Project Rainshine, a collaboration between the ICHARS Support Foundation and the Healing Dove Foundation, that focuses on training and mentoring staff of NGOs with skills to provide mental health first aid to their beneficiaries and connect them to mental health practitioners (trained by ICHARS) to offer advanced mental health support where required.
Here are six ways how Project Rainshine is an asset to society:
Project Rainshine is essentially a capacity building and training initiative for NGOs that support marginalised and disadvantaged communities. The project’s main motive is to equip them with the necessary skills that they are required to conduct counselling and therapy sessions for their beneficiaries. It helps societies by ensuring that NGOs working with marginalised communities can provide round-the-clock mental health assistance to their beneficiaries, whose mental health is, otherwise, often reportedly neglected in the absence of available therapists and counsellors. Under the project, we will also be conducting programmes for life-skill and soft-skill training, career guidance, and counselling to help millions of beneficiaries become future-ready.

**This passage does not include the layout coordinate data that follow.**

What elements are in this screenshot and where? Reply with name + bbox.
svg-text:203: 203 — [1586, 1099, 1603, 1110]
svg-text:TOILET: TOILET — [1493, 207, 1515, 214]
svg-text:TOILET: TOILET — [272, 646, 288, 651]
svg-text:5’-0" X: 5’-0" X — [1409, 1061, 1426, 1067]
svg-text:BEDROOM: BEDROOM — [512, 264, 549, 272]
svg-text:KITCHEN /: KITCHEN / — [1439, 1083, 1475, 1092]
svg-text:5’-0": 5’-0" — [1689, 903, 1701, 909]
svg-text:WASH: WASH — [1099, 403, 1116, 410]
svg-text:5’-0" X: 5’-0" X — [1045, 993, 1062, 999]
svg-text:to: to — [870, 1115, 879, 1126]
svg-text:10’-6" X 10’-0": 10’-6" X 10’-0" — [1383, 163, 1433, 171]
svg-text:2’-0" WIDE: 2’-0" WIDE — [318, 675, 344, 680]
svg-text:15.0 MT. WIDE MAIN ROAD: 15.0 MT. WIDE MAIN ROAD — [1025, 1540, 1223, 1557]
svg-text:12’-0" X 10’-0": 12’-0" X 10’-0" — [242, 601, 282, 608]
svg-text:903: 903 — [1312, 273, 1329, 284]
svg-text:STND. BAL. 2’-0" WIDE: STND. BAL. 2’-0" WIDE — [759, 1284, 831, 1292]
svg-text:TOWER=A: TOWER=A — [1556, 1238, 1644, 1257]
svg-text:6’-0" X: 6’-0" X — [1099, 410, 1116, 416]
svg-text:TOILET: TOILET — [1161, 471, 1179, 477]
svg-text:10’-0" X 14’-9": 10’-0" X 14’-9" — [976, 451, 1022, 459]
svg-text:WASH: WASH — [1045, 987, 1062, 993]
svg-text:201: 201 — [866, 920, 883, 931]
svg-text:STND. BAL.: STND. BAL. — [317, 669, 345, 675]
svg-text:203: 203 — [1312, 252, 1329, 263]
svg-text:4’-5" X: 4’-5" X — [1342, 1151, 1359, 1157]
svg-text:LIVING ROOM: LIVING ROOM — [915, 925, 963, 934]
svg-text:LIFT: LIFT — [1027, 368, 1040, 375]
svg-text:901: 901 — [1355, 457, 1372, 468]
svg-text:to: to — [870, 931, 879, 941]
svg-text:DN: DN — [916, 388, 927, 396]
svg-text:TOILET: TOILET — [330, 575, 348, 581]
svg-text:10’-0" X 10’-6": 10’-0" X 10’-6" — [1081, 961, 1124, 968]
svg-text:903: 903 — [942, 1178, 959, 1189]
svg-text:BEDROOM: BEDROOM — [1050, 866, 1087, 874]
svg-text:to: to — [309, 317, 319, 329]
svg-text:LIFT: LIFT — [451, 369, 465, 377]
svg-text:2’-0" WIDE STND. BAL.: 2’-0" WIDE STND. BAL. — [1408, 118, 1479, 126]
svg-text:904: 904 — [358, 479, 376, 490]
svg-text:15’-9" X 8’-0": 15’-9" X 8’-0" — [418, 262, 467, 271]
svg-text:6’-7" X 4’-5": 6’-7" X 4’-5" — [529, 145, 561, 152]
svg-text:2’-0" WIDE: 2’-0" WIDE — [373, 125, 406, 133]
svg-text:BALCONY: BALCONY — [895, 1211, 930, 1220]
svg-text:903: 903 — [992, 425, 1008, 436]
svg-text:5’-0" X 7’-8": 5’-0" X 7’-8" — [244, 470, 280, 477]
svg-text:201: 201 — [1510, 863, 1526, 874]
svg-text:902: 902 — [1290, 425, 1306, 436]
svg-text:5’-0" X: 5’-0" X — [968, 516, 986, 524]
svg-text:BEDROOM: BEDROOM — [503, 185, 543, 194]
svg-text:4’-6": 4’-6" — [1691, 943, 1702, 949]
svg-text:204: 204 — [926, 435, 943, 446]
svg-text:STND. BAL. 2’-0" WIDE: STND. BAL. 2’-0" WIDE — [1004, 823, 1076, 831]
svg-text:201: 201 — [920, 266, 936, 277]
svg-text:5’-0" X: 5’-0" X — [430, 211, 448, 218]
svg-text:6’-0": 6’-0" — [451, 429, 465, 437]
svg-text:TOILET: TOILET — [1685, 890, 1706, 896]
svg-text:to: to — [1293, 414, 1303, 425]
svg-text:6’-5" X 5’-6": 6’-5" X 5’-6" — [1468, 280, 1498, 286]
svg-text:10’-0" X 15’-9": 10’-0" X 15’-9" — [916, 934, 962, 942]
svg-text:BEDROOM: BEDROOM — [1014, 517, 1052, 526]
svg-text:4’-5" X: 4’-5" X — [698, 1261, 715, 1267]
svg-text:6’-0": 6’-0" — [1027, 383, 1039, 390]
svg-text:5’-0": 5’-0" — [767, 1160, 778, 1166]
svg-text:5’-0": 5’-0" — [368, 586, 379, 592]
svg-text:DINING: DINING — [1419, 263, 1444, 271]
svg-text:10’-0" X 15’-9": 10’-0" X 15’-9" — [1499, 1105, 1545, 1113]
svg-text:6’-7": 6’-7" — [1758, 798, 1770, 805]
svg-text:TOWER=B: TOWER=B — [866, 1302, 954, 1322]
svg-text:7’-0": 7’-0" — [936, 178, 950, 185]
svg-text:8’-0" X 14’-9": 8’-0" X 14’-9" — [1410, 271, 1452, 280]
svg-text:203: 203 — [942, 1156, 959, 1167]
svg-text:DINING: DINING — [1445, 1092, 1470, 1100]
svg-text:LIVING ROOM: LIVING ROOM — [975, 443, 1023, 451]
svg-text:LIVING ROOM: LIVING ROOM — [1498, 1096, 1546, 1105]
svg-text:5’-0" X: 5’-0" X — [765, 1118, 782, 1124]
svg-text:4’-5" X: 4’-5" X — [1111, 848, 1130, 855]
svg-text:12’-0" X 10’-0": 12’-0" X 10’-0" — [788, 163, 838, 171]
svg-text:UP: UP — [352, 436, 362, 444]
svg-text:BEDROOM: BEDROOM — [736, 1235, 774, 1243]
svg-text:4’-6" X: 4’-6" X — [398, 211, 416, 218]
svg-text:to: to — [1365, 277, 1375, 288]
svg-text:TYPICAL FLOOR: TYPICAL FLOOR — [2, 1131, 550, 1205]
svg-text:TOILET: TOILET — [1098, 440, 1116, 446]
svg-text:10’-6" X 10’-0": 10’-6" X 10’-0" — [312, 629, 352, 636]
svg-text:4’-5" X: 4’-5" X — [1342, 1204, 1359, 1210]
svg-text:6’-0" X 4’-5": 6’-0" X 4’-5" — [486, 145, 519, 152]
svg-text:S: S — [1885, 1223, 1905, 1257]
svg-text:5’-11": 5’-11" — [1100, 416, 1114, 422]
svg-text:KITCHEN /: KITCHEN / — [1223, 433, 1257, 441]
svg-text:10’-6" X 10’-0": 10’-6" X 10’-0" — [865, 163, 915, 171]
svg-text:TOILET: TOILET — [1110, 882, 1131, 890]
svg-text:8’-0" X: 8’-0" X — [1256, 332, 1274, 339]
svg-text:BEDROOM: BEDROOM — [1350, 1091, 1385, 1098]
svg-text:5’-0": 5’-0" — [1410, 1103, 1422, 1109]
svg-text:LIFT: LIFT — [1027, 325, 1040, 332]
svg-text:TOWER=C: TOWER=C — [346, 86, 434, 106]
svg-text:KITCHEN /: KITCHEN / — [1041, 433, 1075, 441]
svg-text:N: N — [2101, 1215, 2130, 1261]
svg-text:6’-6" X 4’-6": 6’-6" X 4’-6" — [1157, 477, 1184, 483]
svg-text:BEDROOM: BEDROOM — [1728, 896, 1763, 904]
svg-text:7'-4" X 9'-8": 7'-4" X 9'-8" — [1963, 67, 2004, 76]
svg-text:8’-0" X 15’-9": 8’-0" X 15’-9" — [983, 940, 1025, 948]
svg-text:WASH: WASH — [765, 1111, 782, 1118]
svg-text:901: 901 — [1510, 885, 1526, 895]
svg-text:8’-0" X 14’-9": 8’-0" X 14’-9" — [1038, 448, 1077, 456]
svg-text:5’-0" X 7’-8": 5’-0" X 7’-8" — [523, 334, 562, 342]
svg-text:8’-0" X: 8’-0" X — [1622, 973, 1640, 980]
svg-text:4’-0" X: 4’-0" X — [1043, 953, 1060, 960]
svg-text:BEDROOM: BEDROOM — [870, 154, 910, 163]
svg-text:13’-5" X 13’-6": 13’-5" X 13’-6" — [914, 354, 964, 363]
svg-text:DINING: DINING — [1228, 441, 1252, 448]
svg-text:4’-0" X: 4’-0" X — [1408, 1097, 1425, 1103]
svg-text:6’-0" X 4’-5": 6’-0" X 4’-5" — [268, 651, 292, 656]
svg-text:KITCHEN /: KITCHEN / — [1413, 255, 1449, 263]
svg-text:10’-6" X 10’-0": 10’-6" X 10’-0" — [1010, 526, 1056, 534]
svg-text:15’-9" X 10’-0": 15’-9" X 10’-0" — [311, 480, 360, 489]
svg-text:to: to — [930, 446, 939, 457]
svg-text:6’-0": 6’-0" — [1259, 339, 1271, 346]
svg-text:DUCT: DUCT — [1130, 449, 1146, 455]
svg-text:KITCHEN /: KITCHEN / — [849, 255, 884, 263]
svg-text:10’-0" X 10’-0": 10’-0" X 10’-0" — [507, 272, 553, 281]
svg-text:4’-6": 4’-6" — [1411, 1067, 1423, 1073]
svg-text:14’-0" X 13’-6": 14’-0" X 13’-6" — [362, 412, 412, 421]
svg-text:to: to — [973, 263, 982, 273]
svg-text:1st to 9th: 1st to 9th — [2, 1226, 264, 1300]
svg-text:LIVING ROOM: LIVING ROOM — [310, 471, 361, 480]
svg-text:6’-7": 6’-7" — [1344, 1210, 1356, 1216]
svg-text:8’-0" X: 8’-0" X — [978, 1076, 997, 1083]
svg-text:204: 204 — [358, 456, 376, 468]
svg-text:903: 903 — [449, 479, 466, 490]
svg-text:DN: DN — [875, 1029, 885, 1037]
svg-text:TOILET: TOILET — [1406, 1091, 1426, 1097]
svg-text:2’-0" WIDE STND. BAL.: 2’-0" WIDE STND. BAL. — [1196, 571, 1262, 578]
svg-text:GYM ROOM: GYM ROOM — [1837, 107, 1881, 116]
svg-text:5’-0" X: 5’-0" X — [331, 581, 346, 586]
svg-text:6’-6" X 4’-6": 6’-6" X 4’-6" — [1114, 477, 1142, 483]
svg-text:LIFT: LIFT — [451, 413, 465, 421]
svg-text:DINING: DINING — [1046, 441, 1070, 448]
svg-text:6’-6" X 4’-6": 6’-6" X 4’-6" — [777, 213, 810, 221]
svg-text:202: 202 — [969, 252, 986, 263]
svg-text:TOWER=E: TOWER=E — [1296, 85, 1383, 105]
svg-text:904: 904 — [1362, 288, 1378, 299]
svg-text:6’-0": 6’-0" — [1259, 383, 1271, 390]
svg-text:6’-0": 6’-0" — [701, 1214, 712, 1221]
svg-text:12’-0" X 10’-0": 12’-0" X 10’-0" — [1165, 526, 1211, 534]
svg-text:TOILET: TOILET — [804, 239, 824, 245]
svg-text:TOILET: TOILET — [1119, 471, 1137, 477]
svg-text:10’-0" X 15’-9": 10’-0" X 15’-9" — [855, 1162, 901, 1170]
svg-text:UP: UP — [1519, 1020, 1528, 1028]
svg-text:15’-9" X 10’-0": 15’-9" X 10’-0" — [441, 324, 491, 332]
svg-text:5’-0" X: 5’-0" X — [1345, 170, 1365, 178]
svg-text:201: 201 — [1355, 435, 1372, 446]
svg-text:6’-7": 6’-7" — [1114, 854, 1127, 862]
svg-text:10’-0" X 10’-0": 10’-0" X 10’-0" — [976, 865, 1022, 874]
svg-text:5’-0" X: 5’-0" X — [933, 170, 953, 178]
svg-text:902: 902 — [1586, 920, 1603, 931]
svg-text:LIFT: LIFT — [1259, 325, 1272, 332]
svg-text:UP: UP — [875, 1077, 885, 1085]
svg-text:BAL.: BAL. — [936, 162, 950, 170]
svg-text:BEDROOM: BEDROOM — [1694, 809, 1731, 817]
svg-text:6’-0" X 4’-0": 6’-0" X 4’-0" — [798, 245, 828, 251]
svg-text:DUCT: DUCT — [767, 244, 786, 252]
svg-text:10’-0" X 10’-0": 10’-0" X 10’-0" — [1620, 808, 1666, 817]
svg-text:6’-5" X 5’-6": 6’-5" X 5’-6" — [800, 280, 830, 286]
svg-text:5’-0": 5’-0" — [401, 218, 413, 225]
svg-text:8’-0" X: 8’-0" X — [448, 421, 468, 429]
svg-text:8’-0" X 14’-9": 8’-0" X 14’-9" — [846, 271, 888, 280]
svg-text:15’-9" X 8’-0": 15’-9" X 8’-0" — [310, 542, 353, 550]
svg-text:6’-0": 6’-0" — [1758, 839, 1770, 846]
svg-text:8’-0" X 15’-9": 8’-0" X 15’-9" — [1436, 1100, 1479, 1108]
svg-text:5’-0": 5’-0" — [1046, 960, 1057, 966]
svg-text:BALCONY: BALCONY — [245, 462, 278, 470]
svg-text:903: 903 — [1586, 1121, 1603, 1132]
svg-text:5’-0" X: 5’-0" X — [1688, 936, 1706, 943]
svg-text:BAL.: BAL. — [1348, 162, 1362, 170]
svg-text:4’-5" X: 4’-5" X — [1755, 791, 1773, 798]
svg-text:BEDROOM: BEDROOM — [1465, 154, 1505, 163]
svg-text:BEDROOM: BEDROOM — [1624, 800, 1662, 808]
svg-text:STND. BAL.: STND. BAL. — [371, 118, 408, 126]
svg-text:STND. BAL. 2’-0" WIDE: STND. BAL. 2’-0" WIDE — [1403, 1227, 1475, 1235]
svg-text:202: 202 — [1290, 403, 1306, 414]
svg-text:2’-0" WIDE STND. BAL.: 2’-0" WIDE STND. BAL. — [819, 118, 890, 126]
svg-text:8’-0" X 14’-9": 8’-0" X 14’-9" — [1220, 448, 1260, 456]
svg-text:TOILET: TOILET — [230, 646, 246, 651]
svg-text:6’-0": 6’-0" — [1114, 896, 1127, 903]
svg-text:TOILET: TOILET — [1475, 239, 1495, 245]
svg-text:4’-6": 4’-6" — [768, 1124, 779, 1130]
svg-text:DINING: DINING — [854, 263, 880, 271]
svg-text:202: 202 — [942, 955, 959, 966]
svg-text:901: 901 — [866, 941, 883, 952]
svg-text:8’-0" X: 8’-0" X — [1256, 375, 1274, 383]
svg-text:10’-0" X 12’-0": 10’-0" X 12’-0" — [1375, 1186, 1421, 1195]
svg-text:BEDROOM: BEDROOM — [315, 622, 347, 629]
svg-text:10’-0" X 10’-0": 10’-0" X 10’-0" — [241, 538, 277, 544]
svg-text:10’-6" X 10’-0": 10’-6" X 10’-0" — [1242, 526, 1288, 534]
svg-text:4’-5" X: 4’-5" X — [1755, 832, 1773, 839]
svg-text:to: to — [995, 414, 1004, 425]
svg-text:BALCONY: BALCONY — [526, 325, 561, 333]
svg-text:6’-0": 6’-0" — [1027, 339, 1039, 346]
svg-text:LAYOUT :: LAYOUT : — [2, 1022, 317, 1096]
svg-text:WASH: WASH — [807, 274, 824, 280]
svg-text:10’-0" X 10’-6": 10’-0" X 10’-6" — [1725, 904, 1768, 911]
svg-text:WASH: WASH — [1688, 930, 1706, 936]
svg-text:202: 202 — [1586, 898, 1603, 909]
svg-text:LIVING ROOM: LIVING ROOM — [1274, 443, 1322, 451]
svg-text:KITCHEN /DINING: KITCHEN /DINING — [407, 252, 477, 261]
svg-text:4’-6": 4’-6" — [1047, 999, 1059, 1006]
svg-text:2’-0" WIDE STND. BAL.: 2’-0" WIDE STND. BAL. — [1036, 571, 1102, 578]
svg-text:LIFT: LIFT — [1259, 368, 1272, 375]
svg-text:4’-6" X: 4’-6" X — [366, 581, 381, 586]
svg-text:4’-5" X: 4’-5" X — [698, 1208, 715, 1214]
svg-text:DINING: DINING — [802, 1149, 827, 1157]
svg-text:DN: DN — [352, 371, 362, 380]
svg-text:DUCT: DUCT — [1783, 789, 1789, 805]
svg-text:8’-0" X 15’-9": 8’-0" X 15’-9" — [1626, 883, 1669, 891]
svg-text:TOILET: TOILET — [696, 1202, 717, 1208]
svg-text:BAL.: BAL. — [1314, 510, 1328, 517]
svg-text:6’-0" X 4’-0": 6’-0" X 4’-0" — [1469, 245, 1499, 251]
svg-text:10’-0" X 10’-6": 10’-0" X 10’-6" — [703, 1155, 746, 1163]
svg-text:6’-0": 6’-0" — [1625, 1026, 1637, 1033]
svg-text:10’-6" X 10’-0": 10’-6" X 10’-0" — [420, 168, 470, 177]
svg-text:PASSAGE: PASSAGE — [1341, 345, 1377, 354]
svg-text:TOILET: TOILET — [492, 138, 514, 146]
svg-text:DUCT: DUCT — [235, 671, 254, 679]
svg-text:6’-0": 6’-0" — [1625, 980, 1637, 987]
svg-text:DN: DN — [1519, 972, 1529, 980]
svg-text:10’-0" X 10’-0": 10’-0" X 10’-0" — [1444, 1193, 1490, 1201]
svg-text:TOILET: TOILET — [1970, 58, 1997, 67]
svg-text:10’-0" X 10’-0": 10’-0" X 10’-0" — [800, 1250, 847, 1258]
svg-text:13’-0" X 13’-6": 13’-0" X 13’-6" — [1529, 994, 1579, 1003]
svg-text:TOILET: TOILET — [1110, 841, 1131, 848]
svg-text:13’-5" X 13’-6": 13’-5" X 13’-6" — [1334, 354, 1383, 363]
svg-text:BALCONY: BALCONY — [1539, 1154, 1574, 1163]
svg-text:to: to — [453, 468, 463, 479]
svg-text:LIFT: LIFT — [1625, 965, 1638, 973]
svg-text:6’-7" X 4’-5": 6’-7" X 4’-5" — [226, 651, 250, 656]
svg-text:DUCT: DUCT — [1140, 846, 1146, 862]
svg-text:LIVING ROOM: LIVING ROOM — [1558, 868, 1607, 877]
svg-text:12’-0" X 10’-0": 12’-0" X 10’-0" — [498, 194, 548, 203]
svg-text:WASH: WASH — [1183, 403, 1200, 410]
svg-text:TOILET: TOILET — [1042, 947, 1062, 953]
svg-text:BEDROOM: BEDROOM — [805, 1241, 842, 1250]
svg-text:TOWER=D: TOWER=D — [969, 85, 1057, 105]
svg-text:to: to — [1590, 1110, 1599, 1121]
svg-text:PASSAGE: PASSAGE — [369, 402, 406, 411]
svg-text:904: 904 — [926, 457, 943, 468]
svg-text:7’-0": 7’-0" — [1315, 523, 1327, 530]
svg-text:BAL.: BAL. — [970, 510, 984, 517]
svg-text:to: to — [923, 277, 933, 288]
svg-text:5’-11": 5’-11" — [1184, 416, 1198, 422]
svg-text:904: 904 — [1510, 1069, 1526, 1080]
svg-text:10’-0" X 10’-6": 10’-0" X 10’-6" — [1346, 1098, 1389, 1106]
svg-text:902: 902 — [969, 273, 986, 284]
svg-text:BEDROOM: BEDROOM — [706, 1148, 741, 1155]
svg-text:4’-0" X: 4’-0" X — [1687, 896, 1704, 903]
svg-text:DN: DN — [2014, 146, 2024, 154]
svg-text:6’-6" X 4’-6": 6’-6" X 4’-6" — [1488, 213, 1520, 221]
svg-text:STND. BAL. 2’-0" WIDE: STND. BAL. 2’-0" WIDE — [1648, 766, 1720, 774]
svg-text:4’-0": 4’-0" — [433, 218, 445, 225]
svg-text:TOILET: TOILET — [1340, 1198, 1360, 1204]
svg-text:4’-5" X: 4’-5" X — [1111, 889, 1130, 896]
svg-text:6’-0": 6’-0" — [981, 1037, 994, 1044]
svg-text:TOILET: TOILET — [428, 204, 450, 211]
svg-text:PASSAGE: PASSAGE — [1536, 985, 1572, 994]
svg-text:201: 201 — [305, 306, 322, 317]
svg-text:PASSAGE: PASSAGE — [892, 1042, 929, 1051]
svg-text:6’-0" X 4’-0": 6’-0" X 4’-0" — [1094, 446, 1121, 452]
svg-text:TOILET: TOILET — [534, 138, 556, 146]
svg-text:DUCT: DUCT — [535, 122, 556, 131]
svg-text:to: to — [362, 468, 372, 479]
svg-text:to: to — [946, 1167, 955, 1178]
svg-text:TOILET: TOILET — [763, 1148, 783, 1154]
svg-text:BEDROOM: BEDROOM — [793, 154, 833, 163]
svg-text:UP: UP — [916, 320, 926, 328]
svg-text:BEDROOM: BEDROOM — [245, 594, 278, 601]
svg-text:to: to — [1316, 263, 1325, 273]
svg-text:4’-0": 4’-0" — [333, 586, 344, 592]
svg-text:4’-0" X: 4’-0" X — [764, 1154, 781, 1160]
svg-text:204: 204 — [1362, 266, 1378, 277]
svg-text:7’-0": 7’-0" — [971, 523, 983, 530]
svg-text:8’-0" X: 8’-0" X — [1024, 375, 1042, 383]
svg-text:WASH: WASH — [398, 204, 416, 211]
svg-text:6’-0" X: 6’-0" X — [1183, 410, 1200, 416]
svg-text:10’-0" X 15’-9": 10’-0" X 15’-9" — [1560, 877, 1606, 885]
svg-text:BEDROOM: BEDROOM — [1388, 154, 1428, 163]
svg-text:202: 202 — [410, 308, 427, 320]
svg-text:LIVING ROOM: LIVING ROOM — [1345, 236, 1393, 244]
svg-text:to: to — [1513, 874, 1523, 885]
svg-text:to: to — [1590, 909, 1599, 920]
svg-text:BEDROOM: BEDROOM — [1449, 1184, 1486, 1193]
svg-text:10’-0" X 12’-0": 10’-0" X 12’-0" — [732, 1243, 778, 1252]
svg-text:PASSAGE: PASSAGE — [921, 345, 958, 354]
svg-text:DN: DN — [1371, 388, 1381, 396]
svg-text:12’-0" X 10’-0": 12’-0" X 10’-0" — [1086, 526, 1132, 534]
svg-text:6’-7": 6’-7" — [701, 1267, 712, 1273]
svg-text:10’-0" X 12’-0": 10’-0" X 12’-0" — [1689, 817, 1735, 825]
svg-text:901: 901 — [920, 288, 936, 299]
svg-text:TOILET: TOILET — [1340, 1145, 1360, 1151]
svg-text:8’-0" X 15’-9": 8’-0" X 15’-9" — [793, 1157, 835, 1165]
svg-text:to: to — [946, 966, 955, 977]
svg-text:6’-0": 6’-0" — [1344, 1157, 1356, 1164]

Project Rainshine is a sustainable, result-oriented, and inclusive model which does not discriminate; we believe everyone should have access to primary mental healthcare. In a country where there is an explicit inequity in how mental healthcare resources are distributed, with the elite having prior access to them, Project Rainshine aims to make these facilities reach a broader population who may be in dire need of them. The idea was to implement a sustainable model for our NGO partners, that allowed them to make mental health accessible and affordable at minimum cost.
An essential pillar of Project Rainshine is providing support groups for NGOs (and their respective beneficiaries). They work towards the welfare of oppressed, marginalised groups such as juvenile offenders, LGBTQ+ individuals, people with disabilities, young women, athletes, and other disadvantaged groups. Our support groups are known to make available a safe space for them to feel heard, understood, and empowered. Recently, we worked with the Siddarth Memorial Charity Trust and Snehasadan, conducting support groups with their in-house staff and beneficiaries with overly optimistic results.
Project Rainshine conducts live sessions, talk-it-out groups, and knowledge series to increase awareness about these diverse communities and reduce the stigma surrounding them by breaking myths and stereotypes. Additionally, these techniques decode the mental health issues experienced by individuals belonging to those communities and equip them with coping mechanisms and other strategies for their mental health concerns.
The COVID-19 pandemic, which has ravaged India, has had a severe impact on the mental health of individuals, who are now more isolated than ever. Through virtual sessions, Project Rainshine aims to pave the way for better access to mental health resources, even in these dire circumstances, to serve those who may need more care now than ever before.
Project Rainshine connects trained practitioners with NGOs in order to provide advanced interventions and other relevant dimensions to their mental healthcare services. The training programs, support groups and one-on-one sessions support the NGOs’ in-house staff by helping them develop coping techniques to manage their mental wellbeing and work in a more efficient manner. These sessions also provide an opportunity to the staff, and their beneficiaries, to express and learn to handle their emotions.